What this means is that no aspect of the aggregates is permanently fixed/eternal. They are changing indeed - but this change is not random, it is linked to the previous state as well as to countless other codependent contributory factors. All phenomena are interconnected in a vast network - Indra’s Net. A change in one place such as for example a malicious action by one individual, resonates through the network until it feeds back as vipaka to that individual.
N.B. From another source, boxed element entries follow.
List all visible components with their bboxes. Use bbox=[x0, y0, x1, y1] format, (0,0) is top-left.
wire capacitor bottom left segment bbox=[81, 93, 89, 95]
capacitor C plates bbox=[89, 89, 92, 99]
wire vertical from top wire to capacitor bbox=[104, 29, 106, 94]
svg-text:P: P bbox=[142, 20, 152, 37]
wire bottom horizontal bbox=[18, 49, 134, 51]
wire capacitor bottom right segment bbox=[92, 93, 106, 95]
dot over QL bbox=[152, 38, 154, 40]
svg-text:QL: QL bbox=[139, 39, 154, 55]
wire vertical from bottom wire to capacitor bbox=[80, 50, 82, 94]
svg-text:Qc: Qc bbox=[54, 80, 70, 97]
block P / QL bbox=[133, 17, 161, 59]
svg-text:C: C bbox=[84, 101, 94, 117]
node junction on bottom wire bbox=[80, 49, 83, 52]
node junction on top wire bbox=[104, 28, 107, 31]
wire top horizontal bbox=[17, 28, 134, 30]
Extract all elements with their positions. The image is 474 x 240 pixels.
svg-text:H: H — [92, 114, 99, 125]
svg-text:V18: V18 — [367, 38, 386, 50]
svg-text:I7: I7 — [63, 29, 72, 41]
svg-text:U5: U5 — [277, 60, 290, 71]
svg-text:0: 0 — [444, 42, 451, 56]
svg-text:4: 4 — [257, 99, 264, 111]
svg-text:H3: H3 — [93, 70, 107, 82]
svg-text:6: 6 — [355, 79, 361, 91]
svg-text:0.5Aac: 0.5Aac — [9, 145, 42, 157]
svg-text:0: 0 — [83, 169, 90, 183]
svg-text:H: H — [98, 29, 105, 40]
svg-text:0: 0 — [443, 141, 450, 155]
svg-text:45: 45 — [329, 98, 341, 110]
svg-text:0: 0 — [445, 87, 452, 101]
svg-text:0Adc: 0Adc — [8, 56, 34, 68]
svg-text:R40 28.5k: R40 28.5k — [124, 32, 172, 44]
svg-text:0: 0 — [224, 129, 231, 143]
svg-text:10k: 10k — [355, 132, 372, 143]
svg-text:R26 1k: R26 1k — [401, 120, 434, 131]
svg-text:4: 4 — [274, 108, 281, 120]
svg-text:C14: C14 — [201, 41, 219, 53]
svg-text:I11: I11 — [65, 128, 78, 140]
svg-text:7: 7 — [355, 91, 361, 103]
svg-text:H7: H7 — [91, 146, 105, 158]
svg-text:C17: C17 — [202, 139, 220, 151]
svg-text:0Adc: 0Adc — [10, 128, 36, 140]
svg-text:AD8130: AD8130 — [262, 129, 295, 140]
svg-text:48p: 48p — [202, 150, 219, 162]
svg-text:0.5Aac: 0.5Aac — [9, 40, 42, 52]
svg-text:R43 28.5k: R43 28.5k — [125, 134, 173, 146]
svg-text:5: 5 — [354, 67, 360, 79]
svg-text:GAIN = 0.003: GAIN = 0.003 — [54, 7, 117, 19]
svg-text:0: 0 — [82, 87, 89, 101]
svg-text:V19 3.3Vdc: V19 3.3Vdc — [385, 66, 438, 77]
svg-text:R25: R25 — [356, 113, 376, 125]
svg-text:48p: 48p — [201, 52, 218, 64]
Before we can answer how the metaphysical understanding of khamma for an individual should work, we first have to enter into evidence for the metaphysical existence of an individual. Without that evidence, the question is presuming knowledge that has not been demonstrated and thus the question is invalid.

:pray:

Sure. What I have used the conventional term ‘individual’ for may be thought of as a single network node, comprised of various inter related processes, conventionally termed as the aggregates - which themselves are processes, changing and flowing between the vertices of the network wherein they seem to accumulate (like a whirlpool), giving the appearance of a network node.

:rose: :grin:

I understand. Your reference to Indra’s Net sutta is well taken, but the point I’m trying to make is the question that is being asked in this thread - seems to me - to assume the metaphysical existence of an individual. It presupposes this existence and then based upon that presumed existence it asks how kamma works.

This question presupposes a metaphysical existence that is not in evidence and an answer to this question was not given by the Teacher in any of the Pali canon as far as I’m aware. I don’t think you’re likely to find it in any sutta studied under this website.

In fact, I’d go further and say that presumptions underlying the question itself is something that the Teacher has instructed should be let go of. It is kind of like asking the Teacher, “assuming the self exists in a metaphysical sense - if such were the case, then how would kamma operate?” To which I think he would either be silent or rebuke the questioner for the inappropriate presumptions underlying the question.